Another idea would be to bump up all the parameters, such as α even more, however it’s a trade-off between accuracy and time. As the parameters and data set sizes increase, the time for the code to run also increases. This is a direct correlation and is something to take into heavy consideration. In this approach we used k-means with spatial pyramid mapping. It may be possible that if we took the convolutional neural network approach that this could also increase the accuracy of our results. We could include other traffic signals also which would resonate to more real world scenarios.

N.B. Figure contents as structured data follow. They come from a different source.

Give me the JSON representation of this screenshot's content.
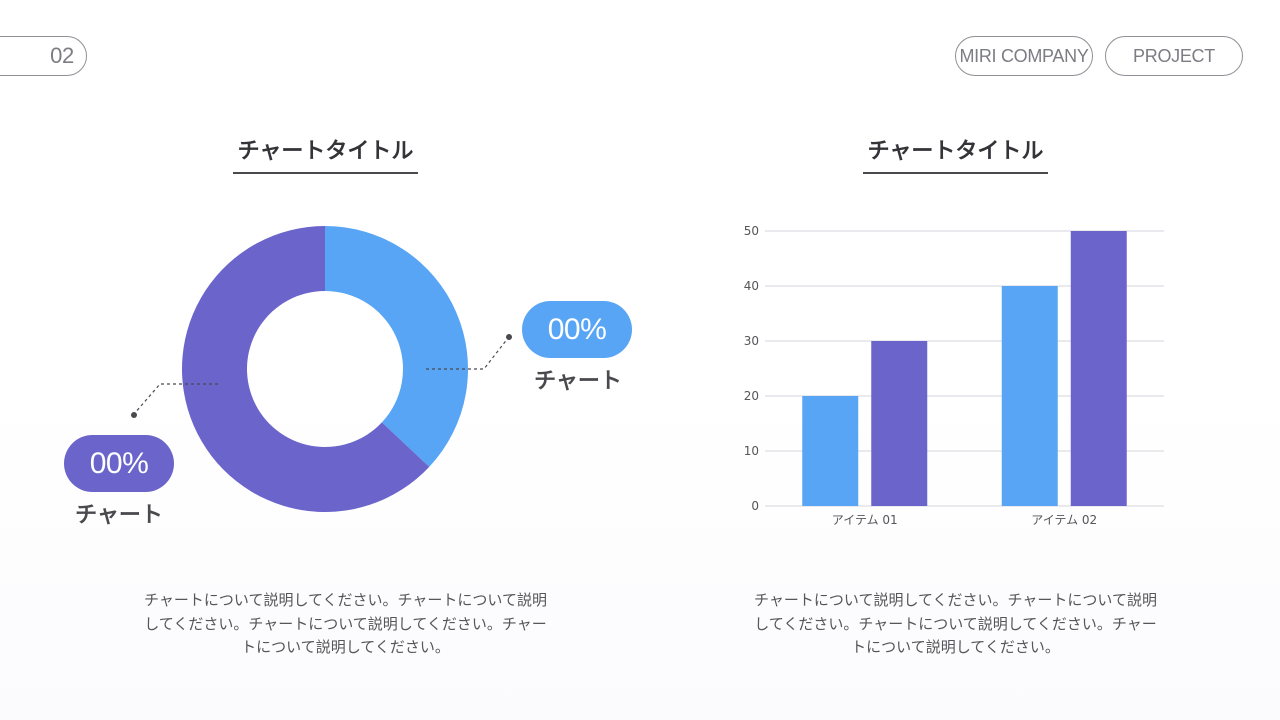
{
  "header": {
    "page_number": "02",
    "company": "MIRI COMPANY",
    "project": "PROJECT"
  },
  "colors": {
    "blue": "#58a5f5",
    "purple": "#6a64cb",
    "outline": "#8f8f96"
  },
  "left_chart": {
    "title": "チャートタイトル",
    "right_badge": {
      "value": "00%",
      "caption": "チャート"
    },
    "left_badge": {
      "value": "00%",
      "caption": "チャート"
    },
    "description": "チャートについて説明してください。チャートについて説明してください。チャートについて説明してください。チャートについて説明してください。"
  },
  "right_chart": {
    "title": "チャートタイトル",
    "description": "チャートについて説明してください。チャートについて説明してください。チャートについて説明してください。チャートについて説明してください。"
  },
  "chart_data": [
    {
      "type": "pie",
      "title": "チャートタイトル",
      "donut": true,
      "values": [
        37,
        63
      ],
      "labels": [
        "00%",
        "00%"
      ],
      "colors": [
        "#58a5f5",
        "#6a64cb"
      ]
    },
    {
      "type": "bar",
      "title": "チャートタイトル",
      "categories": [
        "アイテム 01",
        "アイテム 02"
      ],
      "series": [
        {
          "values": [
            20,
            40
          ],
          "color": "#58a5f5"
        },
        {
          "values": [
            30,
            50
          ],
          "color": "#6a64cb"
        }
      ],
      "ylim": [
        0,
        50
      ],
      "yticks": [
        0,
        10,
        20,
        30,
        40,
        50
      ],
      "grid": true,
      "legend": "none"
    }
  ]
}
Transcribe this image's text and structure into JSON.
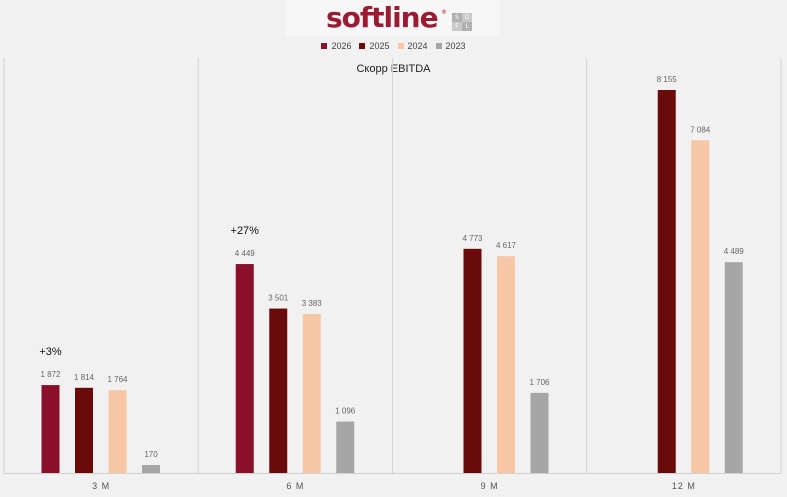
{
  "brand": {
    "logo_text": "softline",
    "logo_mark": "®",
    "logo_grid": [
      "S",
      "O",
      "F",
      "L"
    ]
  },
  "chart_data": {
    "type": "bar",
    "title": "Скорр EBITDA",
    "categories": [
      "3 M",
      "6 M",
      "9 M",
      "12 M"
    ],
    "series": [
      {
        "name": "2026",
        "color": "#8a0f2a",
        "values": [
          1872,
          4449,
          null,
          null
        ],
        "labels": [
          "1 872",
          "4 449",
          "",
          ""
        ]
      },
      {
        "name": "2025",
        "color": "#6b0a0a",
        "values": [
          1814,
          3501,
          4773,
          8155
        ],
        "labels": [
          "1 814",
          "3 501",
          "4 773",
          "8 155"
        ]
      },
      {
        "name": "2024",
        "color": "#f8c8a6",
        "values": [
          1764,
          3383,
          4617,
          7084
        ],
        "labels": [
          "1 764",
          "3 383",
          "4 617",
          "7 084"
        ]
      },
      {
        "name": "2023",
        "color": "#a6a6a6",
        "values": [
          170,
          1096,
          1706,
          4489
        ],
        "labels": [
          "170",
          "1 096",
          "1 706",
          "4 489"
        ]
      }
    ],
    "annotations": [
      {
        "category": "3 M",
        "text": "+3%"
      },
      {
        "category": "6 M",
        "text": "+27%"
      }
    ],
    "ylim": [
      0,
      8800
    ],
    "grid": false,
    "legend_position": "top-center"
  }
}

Another approach which can be taken into consideration in future is the use of other types of filters like Gabon filters or Kalman filter. We believe this will somewhat result into increased accuracy and better recognition of traffic signals due to better filter responses extraction. We can also try and see if increasing the number and value of the scales used along with filters has an impact on the final accuracy.

Even though preliminary results are promising, in future we can directly feed the video from a moving vehicle to our Gaussian mixture model. This will increase the run time of the system and train it to work better with more accuracy in real world scenario.